Law firms are still underperforming when dealing with potential clients on the telephone rather than face-to-face, a mystery shopping survey has found.
Only 7% of firms followed up a phone enquiry, while just 39% of web enquiries led to a conversation with a fee-earner.
When they walked into law firms, the mystery shoppers from Insight6, formerly Shopper Anonymous, said their treatment by all 70 firms in the survey was “warm and engaging”.
Based on their walk-in experiences, 58% of shoppers said they would recommend the firms, while a third believed they were getting an “added value experience”.
Some 71% of shoppers – who covered a range of legal problems – said they felt they had spoken to an “expert”. However, only 9% of discussions were followed up.
While 83% of reception areas were “warm and inviting”, only a quarter of shoppers said their first meeting was in a “suitably private” place.

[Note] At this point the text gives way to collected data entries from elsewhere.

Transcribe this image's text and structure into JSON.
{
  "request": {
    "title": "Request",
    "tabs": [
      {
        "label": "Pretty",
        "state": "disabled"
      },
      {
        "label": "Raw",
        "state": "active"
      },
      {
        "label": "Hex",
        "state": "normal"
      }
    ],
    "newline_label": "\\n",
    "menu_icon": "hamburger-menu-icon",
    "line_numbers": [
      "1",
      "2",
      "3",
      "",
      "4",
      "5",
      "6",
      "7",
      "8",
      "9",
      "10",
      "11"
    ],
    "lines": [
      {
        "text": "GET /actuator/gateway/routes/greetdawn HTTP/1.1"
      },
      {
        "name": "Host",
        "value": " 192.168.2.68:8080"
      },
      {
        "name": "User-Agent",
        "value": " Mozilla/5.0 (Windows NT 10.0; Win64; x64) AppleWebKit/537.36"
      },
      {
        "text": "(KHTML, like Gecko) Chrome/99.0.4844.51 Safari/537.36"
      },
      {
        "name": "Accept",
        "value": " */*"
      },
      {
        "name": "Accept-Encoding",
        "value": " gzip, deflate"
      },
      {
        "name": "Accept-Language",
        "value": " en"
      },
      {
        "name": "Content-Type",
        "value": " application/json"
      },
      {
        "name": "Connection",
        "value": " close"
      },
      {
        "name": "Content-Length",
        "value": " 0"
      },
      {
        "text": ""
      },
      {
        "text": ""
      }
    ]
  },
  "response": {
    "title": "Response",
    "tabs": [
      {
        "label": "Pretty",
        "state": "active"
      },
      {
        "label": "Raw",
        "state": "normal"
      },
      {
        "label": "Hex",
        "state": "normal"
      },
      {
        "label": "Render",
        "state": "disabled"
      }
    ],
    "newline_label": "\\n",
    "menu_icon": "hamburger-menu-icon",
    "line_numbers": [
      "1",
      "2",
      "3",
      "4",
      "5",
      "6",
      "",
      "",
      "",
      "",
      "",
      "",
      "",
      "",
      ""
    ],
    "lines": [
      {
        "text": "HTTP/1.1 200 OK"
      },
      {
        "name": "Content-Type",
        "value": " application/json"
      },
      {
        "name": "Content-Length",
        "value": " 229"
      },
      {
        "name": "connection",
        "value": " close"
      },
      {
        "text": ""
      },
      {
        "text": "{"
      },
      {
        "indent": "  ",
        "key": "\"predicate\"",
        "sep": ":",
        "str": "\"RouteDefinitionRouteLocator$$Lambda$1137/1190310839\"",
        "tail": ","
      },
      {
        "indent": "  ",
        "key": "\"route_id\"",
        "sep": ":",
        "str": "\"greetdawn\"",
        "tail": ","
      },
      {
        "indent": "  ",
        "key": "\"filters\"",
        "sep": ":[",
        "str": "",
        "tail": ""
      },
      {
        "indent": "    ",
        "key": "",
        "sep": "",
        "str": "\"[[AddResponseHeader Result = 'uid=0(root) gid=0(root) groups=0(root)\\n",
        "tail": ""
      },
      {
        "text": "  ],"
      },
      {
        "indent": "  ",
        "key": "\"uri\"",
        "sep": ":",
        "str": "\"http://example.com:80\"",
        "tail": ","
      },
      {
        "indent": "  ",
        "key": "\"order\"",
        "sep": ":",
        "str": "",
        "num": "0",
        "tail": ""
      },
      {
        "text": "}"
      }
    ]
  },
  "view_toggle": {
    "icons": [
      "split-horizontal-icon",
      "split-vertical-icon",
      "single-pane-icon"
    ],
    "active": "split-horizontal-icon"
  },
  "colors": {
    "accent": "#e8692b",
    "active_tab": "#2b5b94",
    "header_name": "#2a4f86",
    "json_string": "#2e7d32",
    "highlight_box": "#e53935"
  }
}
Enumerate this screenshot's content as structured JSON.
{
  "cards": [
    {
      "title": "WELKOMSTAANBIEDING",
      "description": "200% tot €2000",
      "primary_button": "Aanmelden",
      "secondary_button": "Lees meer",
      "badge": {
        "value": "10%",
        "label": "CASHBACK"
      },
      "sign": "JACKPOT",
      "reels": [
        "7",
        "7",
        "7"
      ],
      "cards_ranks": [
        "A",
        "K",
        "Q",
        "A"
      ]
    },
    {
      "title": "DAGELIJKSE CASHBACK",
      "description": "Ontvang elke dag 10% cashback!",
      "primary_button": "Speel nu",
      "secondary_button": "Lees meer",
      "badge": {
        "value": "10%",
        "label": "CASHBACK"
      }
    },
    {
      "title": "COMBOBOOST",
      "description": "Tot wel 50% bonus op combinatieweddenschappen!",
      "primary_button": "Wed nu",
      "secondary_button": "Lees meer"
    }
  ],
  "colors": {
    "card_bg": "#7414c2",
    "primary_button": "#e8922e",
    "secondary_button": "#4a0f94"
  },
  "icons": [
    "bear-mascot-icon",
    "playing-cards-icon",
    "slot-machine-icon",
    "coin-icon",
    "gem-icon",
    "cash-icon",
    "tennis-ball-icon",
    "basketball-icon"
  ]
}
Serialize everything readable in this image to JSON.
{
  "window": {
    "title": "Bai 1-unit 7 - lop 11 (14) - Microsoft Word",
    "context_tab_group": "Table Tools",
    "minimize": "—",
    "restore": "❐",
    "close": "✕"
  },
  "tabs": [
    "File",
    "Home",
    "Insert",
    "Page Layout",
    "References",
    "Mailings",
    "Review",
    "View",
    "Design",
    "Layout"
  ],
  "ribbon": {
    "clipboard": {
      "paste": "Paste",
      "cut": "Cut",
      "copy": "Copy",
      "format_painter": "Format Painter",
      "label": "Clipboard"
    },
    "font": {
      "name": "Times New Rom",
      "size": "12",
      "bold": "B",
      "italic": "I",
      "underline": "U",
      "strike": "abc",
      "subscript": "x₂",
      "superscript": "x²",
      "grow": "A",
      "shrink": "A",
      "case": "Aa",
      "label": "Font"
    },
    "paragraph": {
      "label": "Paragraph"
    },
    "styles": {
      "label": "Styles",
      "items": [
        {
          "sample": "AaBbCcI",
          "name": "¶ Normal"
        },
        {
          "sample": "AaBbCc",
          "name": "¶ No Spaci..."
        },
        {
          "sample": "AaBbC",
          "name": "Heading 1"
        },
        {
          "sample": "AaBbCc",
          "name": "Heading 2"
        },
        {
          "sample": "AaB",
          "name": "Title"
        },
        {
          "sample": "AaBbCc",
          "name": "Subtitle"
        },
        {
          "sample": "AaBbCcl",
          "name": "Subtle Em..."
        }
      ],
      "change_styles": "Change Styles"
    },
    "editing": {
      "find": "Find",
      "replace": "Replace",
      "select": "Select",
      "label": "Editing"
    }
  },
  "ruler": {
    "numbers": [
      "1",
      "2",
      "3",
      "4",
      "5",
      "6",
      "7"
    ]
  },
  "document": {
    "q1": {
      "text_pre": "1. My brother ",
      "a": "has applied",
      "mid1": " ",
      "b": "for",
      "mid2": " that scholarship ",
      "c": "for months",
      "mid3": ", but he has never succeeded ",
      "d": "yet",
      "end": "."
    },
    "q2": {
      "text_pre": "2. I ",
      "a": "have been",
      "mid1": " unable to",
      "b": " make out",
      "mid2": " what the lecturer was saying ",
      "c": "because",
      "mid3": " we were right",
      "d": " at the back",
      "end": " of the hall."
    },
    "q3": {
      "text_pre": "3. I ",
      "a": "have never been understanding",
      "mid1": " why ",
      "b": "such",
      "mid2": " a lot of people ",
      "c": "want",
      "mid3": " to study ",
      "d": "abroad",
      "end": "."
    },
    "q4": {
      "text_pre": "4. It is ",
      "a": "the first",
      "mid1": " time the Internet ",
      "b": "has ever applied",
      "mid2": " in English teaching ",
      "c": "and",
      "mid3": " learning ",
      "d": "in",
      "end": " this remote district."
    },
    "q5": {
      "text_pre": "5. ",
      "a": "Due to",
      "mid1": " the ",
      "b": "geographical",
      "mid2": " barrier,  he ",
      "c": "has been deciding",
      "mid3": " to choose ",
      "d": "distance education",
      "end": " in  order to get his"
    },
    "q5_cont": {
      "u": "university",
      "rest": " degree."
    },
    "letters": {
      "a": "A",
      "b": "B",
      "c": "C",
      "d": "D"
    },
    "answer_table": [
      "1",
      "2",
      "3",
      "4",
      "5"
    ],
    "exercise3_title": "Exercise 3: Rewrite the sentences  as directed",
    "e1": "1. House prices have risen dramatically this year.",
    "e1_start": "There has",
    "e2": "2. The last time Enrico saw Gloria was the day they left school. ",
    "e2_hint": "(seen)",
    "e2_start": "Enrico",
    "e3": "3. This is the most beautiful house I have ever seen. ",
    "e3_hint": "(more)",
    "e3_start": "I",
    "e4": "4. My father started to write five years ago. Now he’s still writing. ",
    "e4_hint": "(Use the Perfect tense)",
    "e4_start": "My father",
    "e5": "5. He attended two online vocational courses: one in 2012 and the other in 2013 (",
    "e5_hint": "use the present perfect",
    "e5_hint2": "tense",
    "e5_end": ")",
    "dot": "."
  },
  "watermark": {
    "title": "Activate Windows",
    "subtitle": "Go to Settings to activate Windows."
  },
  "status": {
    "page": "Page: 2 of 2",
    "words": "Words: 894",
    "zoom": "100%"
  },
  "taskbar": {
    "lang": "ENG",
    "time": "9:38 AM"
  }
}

Mystery shoppers were less impressed by the treatment they received after visiting law firm websites, which only 56% found “warm and inviting”. Little more than a third (37%) said they would recommend the firm based on their experiences.
Researchers found websites easy to navigate (96%) and easy to view on mobiles (91%) and a large majority of firms (79%) responded to their enquiries.
There was no problem either with the email responses they received, which were praised by a large majority for being well-written, jargon-free and answering their needs. However, only 39% of web enquiries led to a conversation with a fee-earner.
Most laws firms (69%) answered the phone within three rings, and 93% of calls were conducted in a “polite and enthusiastic” manner.
Following the call, 55% of shoppers were put through to a fee-earner, but only 7% of law firms followed up the call.
Jonathan Winchester, chief executive of Insight6, said: “Simple disciplines such as taking the clients details, being more personal and committing to follow up on the enquiry are easy ways that can drive more conversion and increased turn over into a business.
“While it is not ‘rocket science’, firms need to focus on their own client journeys to ensure they are improved, and then measure it all year round.”
Despite the negatives, Insight6 said The Client Journey Project 2018 saw “slight improvements” on the previous year, with the positive experiences across the board going up from 59% to 65%.